Given two arrays, is there a numpy non-loop way to check if each ith index matches between the arrays, aka check for every i if a[i]==b[i]?
a = np.array([1,2,3,4,5,6,7,8])
b = np.array([2,3,4,5,6,7,8,9])
Output: 0 matches
I expect this has already been asked but I could not find what I was looking for, apologies if it is.
Try this:
np.arange(len(a))[a==b]
It creates a new array from 0 to length a representing the indices. Then use a==b to slice the array, returning the indices where a and b are the same.

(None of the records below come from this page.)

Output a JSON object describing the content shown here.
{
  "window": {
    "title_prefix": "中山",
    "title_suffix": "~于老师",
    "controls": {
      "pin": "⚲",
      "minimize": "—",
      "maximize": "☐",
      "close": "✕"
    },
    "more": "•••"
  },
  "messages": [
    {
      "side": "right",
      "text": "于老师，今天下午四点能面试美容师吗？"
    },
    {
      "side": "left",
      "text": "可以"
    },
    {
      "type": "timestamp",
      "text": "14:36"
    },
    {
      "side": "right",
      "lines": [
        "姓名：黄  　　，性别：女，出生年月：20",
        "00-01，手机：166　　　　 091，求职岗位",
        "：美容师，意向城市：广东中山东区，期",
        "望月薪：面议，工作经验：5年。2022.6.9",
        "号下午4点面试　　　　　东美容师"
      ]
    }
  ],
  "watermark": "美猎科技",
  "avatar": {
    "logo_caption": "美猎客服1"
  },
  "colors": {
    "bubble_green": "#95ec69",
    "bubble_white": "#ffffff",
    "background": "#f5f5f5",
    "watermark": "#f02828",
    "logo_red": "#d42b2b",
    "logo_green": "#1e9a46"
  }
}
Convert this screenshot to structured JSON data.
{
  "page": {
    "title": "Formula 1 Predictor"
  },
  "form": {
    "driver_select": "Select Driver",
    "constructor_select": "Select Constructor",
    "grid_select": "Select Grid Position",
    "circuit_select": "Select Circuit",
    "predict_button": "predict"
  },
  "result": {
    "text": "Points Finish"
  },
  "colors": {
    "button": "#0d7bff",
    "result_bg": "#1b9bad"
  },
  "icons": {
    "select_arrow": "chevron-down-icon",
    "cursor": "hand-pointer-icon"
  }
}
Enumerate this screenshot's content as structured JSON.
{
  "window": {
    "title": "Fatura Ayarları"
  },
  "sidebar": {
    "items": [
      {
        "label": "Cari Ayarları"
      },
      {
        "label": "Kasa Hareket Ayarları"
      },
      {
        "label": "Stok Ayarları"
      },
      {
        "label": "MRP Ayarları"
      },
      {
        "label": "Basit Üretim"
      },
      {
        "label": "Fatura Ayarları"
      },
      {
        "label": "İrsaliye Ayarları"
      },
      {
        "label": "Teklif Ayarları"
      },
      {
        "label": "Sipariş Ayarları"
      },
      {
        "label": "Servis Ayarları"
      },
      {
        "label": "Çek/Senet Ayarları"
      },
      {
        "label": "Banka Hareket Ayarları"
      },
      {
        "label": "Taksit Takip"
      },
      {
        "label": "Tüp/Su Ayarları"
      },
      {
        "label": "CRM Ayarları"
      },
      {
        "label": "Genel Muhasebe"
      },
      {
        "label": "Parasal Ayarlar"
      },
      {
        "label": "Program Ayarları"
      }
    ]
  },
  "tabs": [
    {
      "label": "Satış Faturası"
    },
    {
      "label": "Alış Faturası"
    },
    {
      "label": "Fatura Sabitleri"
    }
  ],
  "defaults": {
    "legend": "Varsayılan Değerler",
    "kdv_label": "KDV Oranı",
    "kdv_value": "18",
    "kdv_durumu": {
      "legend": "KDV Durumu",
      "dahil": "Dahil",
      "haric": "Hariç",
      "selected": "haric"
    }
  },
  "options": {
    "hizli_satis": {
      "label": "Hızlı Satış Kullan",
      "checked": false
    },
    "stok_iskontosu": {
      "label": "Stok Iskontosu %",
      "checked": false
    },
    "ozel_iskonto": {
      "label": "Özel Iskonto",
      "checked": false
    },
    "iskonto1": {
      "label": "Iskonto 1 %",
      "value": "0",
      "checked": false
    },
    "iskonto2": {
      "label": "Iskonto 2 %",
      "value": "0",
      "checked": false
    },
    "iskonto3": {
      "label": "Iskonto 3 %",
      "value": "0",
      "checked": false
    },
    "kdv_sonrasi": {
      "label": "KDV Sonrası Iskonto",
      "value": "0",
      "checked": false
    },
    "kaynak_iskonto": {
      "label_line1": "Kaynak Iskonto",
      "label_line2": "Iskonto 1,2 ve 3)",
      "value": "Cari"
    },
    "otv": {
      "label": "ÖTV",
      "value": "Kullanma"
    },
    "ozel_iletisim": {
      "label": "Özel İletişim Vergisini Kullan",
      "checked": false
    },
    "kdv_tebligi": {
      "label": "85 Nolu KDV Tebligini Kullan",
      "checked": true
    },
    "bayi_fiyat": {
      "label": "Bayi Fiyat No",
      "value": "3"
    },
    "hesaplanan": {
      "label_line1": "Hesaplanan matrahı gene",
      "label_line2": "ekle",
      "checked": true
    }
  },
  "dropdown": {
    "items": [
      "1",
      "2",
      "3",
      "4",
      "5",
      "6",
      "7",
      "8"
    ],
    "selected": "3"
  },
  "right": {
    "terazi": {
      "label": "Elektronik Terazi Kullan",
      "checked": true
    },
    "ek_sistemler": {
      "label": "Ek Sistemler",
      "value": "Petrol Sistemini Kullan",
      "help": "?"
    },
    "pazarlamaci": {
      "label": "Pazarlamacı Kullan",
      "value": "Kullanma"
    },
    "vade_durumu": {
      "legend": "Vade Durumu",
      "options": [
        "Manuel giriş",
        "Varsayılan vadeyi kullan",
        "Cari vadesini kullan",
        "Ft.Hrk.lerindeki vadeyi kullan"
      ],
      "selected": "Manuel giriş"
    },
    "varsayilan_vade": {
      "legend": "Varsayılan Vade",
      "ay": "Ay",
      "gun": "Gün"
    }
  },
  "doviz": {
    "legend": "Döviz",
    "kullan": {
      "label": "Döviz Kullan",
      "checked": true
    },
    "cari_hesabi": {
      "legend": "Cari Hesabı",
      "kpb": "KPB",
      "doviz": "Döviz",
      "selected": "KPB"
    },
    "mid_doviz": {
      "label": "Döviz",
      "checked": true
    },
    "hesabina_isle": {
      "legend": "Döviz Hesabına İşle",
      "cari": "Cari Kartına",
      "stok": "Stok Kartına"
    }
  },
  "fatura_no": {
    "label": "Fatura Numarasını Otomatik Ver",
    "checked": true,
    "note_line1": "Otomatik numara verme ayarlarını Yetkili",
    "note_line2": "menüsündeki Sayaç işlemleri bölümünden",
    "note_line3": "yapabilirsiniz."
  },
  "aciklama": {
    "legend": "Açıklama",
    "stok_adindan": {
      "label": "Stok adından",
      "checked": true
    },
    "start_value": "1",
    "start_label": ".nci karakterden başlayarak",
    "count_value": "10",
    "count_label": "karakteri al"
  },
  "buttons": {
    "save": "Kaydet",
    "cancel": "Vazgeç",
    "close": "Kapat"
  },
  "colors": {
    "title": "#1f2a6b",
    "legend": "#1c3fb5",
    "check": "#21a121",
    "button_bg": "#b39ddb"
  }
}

Additionally from @Reblochon-Masque:
You can use numpy.where to extract the indices where two values meet a specified condition:
import numpy
a = numpy.array([0, 1, 2, 3, 4, 5, 6])
b = numpy.array([6, 5, 4, 3, 2, 1, 6])
numpy.where(a==b)
(array([3, 6]),)
You can use numpy.where to extract the indices where two values meet a specified condition:
import numpy
a = numpy.array([0, 1, 2, 3, 4, 5, 6])
b = numpy.array([6, 5, 4, 3, 2, 1, 6])
numpy.where(a==b)
(array([3, 6]),)
You could try something like:
a = np.array([1,2,3,2,3,4,3,4,5,6])
b = np.array([8,2,10,2,7,4,10,4,9,8])
np.where(a == b)
(array([1, 3, 5, 7]),)